Why does std::optional not use a sentinel value to represent an empty optional?

298 views Asked by At

I know this ship has sailed due to ABI breakage it would require, but I wonder why originally implementations did not decide to use some magic bit pattern for std::string, std::vector, etc... to signal empty optional value. This obviously requires some "free" value in the bit representation of the type, so for example it would not work for int, size_t but many complex types have certain representations that can never occur for valid instance.

C++ could even specify some way to opt in for your type, e.g. by specializing

std::nullopt_sentinel

for user defined types.

My best guess is that complexity of specifying/implementing this(because you would need to implement sentinels for many many types in std::) was much greater than just using a bool always, but I wonder if there are other reasons.

Similar answer for Rust that seems to implement this sometimes

https://stackoverflow.com/a/16515488/700825

2

There are 2 answers

8
user17732522 On

The standard library and any user specializing std::optional for their own types are already free to implement it that way for types where it is possible (see [namespace.std] p2).

Nothing in the specification of std::optional mandates use of a bool flag to indicate the presence of a value. How the empty state is identified is an implementation detail. The user of std::optional can't rely on observing anything else about the internal state if the optional is empty.

0
Nicol Bolas On

Let's say that a type can identify that it has this "magic bit pattern" that represents "not a value". And let's say that optional<T> will be implemented differently depending on whether T advertises this.

So here's a question: is this "magic bit pattern" actually a valid value of type T?

If the answer to this question is "yes", then we have a problem. Because it is a valid value of type T, a user can create an object of type T with that value, right? So... what happens if they do optional<T> t(invalid_value);? Is t considered to be "engaged, but containing a value" or is t considered to be an unengaged optional?

If it's the former, then how can optional<T> recognize the difference between optional<T> t{} and optional<T> t(invalid_value);? The bit pattern of these two ts is identical, so they must behave identically, right?

So if it's the latter, then you're telling me that this code:

T t = something();
optional<T> ot(t);
if(ot)
{
  //Do something with ot
}

It is possible for you to never do something with ot based on what something returns? That's nonsensical. From the structure of the code, you handed it a t, and optional<T> is supposed to store a T if you give it one.
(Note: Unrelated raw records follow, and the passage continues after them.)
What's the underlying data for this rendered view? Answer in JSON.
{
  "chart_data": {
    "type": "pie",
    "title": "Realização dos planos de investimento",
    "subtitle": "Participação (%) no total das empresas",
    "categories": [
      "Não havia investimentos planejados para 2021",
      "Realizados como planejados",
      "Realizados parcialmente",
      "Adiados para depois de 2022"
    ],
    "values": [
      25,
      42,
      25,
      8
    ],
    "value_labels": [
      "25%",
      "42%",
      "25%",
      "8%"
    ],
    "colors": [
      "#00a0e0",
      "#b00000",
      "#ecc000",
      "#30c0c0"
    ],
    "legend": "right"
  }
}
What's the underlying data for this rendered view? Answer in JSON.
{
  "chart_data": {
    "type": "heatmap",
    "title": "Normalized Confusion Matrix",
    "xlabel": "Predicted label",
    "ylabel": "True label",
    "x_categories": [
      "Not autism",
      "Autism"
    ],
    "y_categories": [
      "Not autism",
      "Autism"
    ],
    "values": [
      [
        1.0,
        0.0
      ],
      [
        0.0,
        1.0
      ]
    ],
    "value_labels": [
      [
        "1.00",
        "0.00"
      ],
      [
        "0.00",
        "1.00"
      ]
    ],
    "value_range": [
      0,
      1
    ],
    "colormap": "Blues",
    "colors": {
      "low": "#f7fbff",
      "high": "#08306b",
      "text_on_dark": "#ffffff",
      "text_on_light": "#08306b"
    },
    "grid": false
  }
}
That's what the type is for.

So, going back to the question, now this "magic bit pattern" must be considered to be not a valid value of type T. That is, you cannot create a T that has this "magic bit pattern."

Now, how do you implement this? When you construct an unengaged optional<T>, it has to treat the storage of T as being just a bag of bits. It must initialize this bag of bits with a value acquired from some T-based interface. And then, to test if the optional<T> is engaged, it has to compare all of those bits to the unengaged bits.

This now requires that T must not be trivially copyable. Or trivially default constructible. Otherwise, a T could be created that has the invalid value.

But more than that, you're missing one of the key reasons to even want this: space efficiency.

See, most of the "many complex types [that] have certain representations that can never occur for valid instance" are types that are substantially bigger than a bool. Even a vector<int> is 3x the size of a bool (including the padding for 64-bit pointers), let alone a std::string with small-string optimization. Because most of these types are significantly larger than the tracking data used to represent them, the space efficiency argument isn't particularly convincing.

Most of the cases where you want this space efficiency are things like non-nullable pointers or enumerators. That is, you want a null pointer value to act like an unengaged optional<T*>, and you want an enumeration value that isn't one of the enumerators to act like an unengaged optional<E>. These are small types, comparable to the size of bool, so the current optional implementation would double their size. The space savings is significant.

The larger the T, the less meaningful the space savings is.

But you'll notice one other thing. The larger the T is, the longer it takes to test if optional<T> is unengaged. If T is 24 bytes in size, you have to compare 3 8-byte words to see if it is engaged.

Again, doing this only makes sense if T is small. The bigger the T, the worse it gets.